Bicyclists, numbers, infractions

I got back from my early morning swim today, settled on the front porch with coffee, granola and the latest edition of the Colorado Home Town Weekly, to enjoy the sun coming up over the houses in front of me. I was astounded by a letter on page-5 that was suggesting that all cyclist should be required to wear bibs with some form of registration number. You can read a copy of the letter on the Boulder DailyCamera, and a report of the incident that prompted the letter here.

I couldn't let this pass without a response, apart from costly to implement, and impractical, it's also unnecessary. I've sent it to both the DailyCamera and the Hometown Weekly, here is my take. Share the road.

With respect to James Thurbers letter, June 8th Edition.

It is unacceptable for this woman to be punched by anyone, let alone a cyclist. Common assault happens all the time, the solution isn’t to pass more laws in the hope that “perhaps” the perpetrator “could” be caught.

It’s not clear from the letter if Mr Thurber is the same James Thurber that is a licensed attorney in Lafayette? If he is, then it’s not surprising he would prefer more legal malaise to make money from.
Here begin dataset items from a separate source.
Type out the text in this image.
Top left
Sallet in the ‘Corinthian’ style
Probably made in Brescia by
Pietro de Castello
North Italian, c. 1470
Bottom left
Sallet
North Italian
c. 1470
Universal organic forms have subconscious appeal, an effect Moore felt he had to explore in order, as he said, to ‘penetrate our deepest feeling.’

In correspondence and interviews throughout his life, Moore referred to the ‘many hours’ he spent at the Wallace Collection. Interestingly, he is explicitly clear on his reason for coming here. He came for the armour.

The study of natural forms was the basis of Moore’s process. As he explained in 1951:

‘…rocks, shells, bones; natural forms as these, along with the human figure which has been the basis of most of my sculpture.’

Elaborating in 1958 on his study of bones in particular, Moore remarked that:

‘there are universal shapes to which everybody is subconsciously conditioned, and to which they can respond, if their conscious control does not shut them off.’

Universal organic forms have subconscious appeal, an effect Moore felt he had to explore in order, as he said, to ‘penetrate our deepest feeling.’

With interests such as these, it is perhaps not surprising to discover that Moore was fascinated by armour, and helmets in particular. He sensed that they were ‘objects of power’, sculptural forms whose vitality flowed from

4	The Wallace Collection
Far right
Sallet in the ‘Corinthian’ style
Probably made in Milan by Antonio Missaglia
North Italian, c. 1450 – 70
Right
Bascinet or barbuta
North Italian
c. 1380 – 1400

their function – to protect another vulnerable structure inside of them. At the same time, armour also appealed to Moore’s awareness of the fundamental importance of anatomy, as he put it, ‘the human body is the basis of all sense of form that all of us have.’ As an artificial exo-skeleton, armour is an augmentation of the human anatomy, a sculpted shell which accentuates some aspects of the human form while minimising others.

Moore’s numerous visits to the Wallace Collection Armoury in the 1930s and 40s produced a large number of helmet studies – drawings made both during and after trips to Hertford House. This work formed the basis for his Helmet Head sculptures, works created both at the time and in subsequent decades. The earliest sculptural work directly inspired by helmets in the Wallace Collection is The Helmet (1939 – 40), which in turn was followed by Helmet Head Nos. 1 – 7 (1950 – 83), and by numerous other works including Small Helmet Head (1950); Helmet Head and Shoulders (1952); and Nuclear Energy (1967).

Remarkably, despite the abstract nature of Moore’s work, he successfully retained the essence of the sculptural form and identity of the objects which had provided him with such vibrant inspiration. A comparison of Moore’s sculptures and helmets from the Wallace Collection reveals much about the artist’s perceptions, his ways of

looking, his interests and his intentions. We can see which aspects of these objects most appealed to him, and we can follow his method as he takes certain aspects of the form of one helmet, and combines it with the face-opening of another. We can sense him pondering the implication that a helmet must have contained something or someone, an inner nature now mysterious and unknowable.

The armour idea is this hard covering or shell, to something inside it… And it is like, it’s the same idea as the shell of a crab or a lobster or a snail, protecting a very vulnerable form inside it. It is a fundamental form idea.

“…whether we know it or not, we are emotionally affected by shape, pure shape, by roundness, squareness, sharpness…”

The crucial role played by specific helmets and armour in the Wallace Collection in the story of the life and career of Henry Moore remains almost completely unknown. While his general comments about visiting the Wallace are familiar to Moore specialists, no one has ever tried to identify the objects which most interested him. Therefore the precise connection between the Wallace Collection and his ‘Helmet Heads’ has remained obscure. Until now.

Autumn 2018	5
Mr Thurber seems to have overlooked that in February this year, Gregory Zolnick was hit and critically injured on Highway 36 by a driver who was presumably licensed, in a vehicle that was presumably registered, we don’t know as the assailant was never caught. Let’s not forget that almost exactly a year ago John Jacoby, in Windsor, Colorado was cycling, and was shot and killed, presumably with a licensed weapon, again we don’t know, the assailant was never caught.

On June 8th, 5 cyclists were killed, and four more seriously injured in Michigan. While those who ride bicycles do break the laws from time to time, their crimes are relatively harmless and when they do they put themselves at most risk. When did you last read about a car that crashed, caused by a cyclist? When did the news feature a driver who died as a result of a cyclist not paying attention, or when the cyclist was texting while riding?

Demonizing cyclists isn’t helpful. Increasingly as Boulder becomes more and more populated, and more expensive, many people will resort to cycling, especially those on low income to travel short distances.

It is for us all to be more polite, more civil, more patient, more vigilant and use the laws we have to prosecute any criminal behavior.